Utilize este identificador para referenciar este registo: http://hdl.handle.net/10451/11759
Título: O direito à vida privada e a sua limitação voluntária nas relações particulares
Outros títulos: análise do ordenamento jurídico brasileiro
Autor: Vieira, Ana Orgette de Souza Fernandes
Orientador: Ascensão,José de Oliveira,1932-
Palavras-chave: Direitos fundamentais
Direitos de personalidade
Vida privada
Negócio jurídico
Brasil
Teses de mestrado - 2013
Data de Defesa: 27-Ago-2014
Resumo: Trata-se de estudo concernente ao direito à vida privada e à sua limitação voluntária nas relações particulares, sob a ótica do direito brasileiro. Dentre todos os direitos de personalidade, o direito à vida privada destaca-se em razão de seu caráter extremamente dinâmico. Apesar dos esforços doutrinários e jurisprudenciais para fixar seus contornos, a intensificação das formas de compartilhamento de informação tornam a discussão sobre o direito à vida privada sempre pulsante. A todo tempo, precisam ser revisitados os entendimentos do que seja ou não vida privada; do que pode ser considerada informação de interesse público e até quais intervenções poderiam ser realizadas pelo Estado nessa seara. Isso para que se mantenha aceso o interesse pela proteção dos bens da vida privada e pelas normas a ele relacionados, evitando que sejamos reduzidos a animais em constante exposição. Atualmente, toda a gama de recursos tecnológicos e a facilitação de acesso à internet, associadas ao culto da personalidade ou mesmo o interesse crescente na comunicação com o outro, tornaram a limitação voluntária do direito à vida privada fenômeno corriqueiro. No entanto, o direito não acompanhou essa transformação social, e não há, no sistema brasileiro, regras específicas sobre do tema, nem amadurecimento respectivo pela doutrina.

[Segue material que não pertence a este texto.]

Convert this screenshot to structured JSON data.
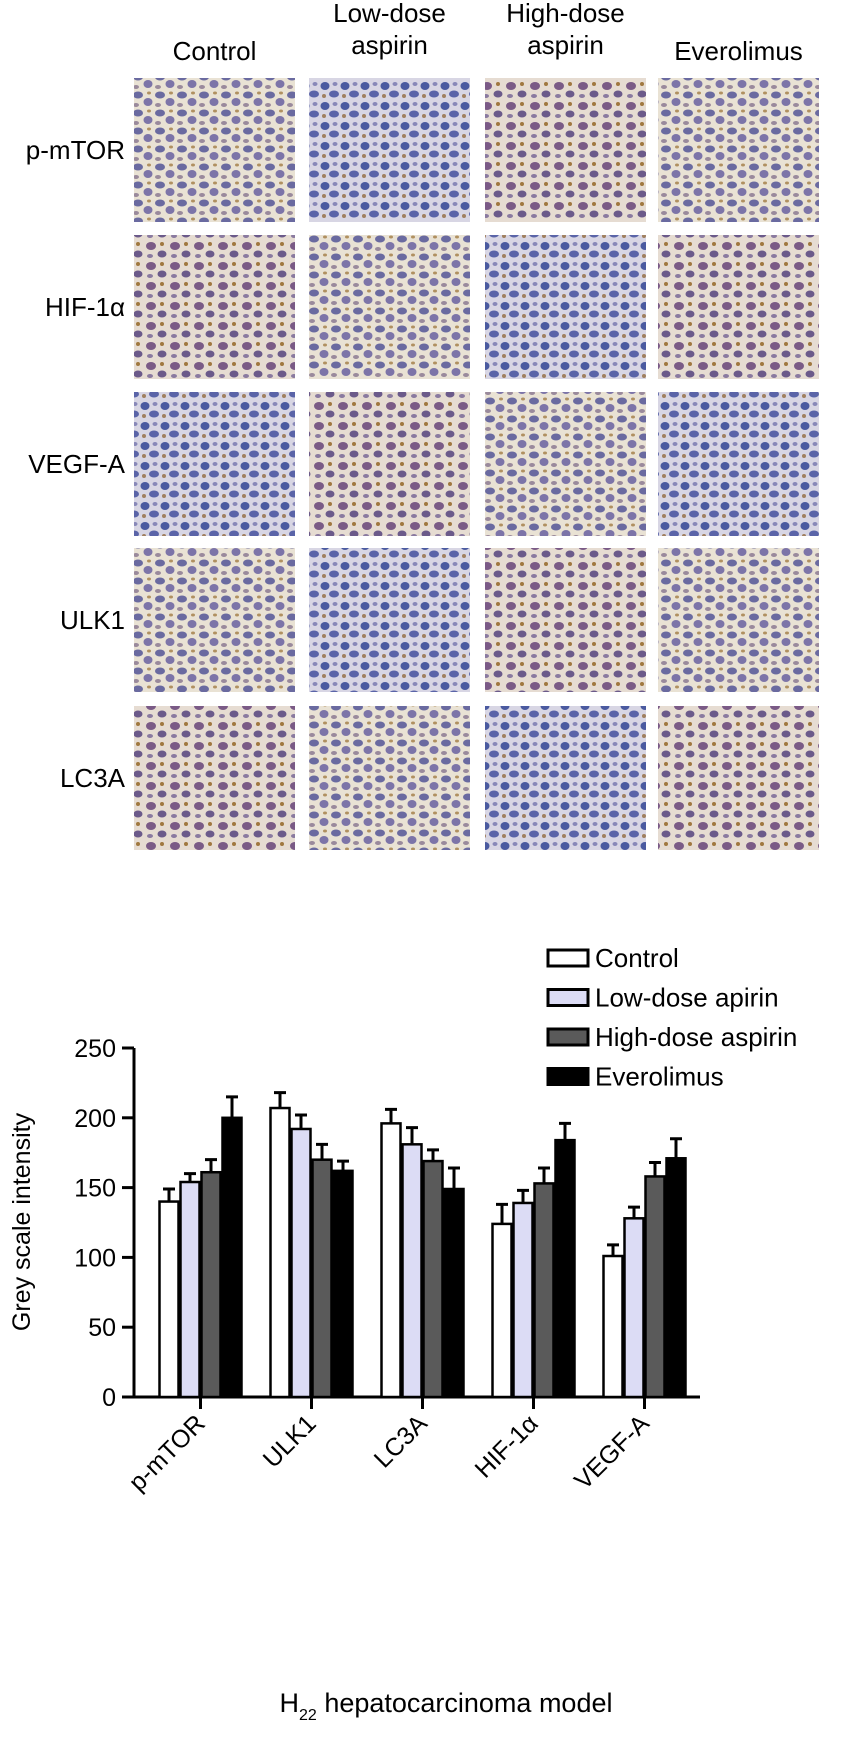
{
  "figure": {
    "columns": [
      "Control",
      [
        "Low-dose",
        "aspirin"
      ],
      [
        "High-dose",
        "aspirin"
      ],
      "Everolimus"
    ],
    "rows": [
      "p-mTOR",
      "HIF-1α",
      "VEGF-A",
      "ULK1",
      "LC3A"
    ]
  },
  "chart_data": {
    "type": "bar",
    "ylabel": "Grey scale intensity",
    "xlabel": {
      "base": "H",
      "subscript": "22",
      "rest": " hepatocarcinoma model"
    },
    "categories": [
      "p-mTOR",
      "ULK1",
      "LC3A",
      "HIF-1α",
      "VEGF-A"
    ],
    "series": [
      {
        "name": "Control",
        "color": "#ffffff",
        "values": [
          140,
          207,
          196,
          124,
          101
        ],
        "errors": [
          9,
          11,
          10,
          14,
          8
        ]
      },
      {
        "name": "Low-dose apirin",
        "color": "#dcdcf5",
        "values": [
          154,
          192,
          181,
          139,
          128
        ],
        "errors": [
          6,
          10,
          12,
          9,
          8
        ]
      },
      {
        "name": "High-dose aspirin",
        "color": "#5a5a5a",
        "values": [
          161,
          170,
          169,
          153,
          158
        ],
        "errors": [
          9,
          11,
          8,
          11,
          10
        ]
      },
      {
        "name": "Everolimus",
        "color": "#000000",
        "values": [
          200,
          162,
          149,
          184,
          171
        ],
        "errors": [
          15,
          7,
          15,
          12,
          14
        ]
      }
    ],
    "ylim": [
      0,
      250
    ],
    "yticks": [
      0,
      50,
      100,
      150,
      200,
      250
    ],
    "legend": "top-right"
  }
}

Nesse panorama, o caminho mais fácil seria sucumbir à tentação de investigar o direito à vida privada sob ótica constitucional, considerando-o apenas como direito fundamental, mesmo quando se trate de relações particulares. Todavia, as questões relativas ao direito à vida privada e à sua limitação voluntária nas relações particulares devem ser apreciadas prioritariamente à luz do Código Civil Brasileiro, sem qualquer prejuízo à defesa da essência desse direito ou à dignidade humana, que lhe serve de fundamento axiológico. Ao final do estudo, serão apresentadas as conclusões sumárias, considerando os argumentos legais e doutrinários lhe serviram de suporte.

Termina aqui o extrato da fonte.